Monday, 5 November 2007

SALMON ARM, BRITISH COLUMBIA

This lovely town (actually it is a 'city') is located in the Shuswap area in central British Columbia (north end of the Okanagan Valley). It is my home-town which I left in 1963 to head off to university and then the other side of the world.

The town grew up on the Canadian Pacific Railway which was completed in 1885. This town is a good example of how the railway united the whole country and opened up the west to settlement. Everybody came from somewhere else and made a new life for themselves; it is these good people who form the backbone of the nation.
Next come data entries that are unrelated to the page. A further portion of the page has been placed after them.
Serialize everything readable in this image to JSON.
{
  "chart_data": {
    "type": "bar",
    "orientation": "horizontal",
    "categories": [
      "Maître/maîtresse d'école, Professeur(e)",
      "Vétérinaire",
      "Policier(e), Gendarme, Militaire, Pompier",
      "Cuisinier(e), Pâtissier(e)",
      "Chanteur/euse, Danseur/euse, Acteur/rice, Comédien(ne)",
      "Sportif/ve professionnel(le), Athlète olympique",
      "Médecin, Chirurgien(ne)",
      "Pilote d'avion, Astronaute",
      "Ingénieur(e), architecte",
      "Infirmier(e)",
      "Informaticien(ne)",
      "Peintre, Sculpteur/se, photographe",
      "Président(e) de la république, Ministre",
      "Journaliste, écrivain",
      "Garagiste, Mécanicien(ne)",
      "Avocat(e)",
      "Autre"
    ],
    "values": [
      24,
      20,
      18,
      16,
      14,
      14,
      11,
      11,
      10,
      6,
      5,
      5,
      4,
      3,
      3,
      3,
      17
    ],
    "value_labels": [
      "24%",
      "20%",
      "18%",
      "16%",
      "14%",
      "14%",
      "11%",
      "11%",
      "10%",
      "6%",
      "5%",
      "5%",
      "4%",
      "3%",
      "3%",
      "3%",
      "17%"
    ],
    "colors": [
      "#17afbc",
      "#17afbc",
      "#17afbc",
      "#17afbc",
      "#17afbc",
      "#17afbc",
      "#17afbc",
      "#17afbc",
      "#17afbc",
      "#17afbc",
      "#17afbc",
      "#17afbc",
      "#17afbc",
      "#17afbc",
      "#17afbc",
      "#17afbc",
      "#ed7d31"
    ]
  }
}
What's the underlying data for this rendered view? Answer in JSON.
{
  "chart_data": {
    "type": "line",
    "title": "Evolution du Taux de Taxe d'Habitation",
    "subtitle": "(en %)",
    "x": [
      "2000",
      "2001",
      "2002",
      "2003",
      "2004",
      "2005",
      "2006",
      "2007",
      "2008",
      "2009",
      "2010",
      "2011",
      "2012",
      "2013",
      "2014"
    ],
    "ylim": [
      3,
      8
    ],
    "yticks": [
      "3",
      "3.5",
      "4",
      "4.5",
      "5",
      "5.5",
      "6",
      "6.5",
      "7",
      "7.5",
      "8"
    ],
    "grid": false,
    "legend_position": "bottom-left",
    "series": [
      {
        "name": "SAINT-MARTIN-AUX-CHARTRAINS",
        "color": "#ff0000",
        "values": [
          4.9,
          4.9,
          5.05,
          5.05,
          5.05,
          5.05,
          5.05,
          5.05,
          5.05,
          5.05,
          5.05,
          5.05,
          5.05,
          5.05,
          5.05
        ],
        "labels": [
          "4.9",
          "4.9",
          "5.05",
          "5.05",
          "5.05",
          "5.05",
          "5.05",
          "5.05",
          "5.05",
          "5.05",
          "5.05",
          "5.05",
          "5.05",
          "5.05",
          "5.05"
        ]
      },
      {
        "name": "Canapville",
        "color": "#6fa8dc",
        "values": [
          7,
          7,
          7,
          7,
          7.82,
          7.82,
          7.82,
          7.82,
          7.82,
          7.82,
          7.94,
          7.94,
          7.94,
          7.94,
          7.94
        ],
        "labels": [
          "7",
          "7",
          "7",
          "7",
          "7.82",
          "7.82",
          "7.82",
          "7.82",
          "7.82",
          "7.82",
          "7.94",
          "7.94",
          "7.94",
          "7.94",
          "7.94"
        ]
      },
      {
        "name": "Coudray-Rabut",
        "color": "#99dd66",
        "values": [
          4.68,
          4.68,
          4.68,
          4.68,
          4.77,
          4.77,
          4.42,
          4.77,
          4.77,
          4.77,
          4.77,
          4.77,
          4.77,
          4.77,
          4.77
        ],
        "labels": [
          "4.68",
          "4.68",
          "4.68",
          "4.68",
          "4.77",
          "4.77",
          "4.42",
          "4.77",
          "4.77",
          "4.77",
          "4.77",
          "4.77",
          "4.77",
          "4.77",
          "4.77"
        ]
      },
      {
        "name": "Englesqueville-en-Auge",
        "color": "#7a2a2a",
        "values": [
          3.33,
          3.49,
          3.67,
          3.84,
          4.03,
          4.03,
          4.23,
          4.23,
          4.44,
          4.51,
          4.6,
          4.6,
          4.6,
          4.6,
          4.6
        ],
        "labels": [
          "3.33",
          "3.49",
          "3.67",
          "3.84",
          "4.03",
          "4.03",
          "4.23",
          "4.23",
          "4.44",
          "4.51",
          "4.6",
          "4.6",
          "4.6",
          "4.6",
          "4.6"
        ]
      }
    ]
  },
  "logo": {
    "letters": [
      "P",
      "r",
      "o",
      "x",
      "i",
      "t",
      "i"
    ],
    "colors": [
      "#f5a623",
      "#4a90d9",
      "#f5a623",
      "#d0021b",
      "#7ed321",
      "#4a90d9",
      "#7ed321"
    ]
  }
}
Salmon Arm CPR station and platform

The CPR station, now closed, lies on my route, across these tracks in the foreground, to the Front Street stores. It was never the most salubrious part of town being 'the wrong side of the tracks' but has now been 'developed'. Long, long trains carrying grain and raw materials to the port of Vancouver head west and long, long trains carrying containers of manufactured goods head east 24 hours a day. There is only one passenger train The Rocky Mountaineer which passes once a day and you can set your watch by it.

Canoe Beach Crossing*

As children we had a game of placing a penny on the tracks near Canoe Beach. We would climb back over the fence and wait for the train to come by, wave to the engine driver and the man in the caboose, then scamper back to retrieve the flattened penny.

To this day I cannot cross the tracks without leaving a penny!

________________________________________________________

* Canoe Beach Crossing photo taken by Alastair MacLeod. Permission given.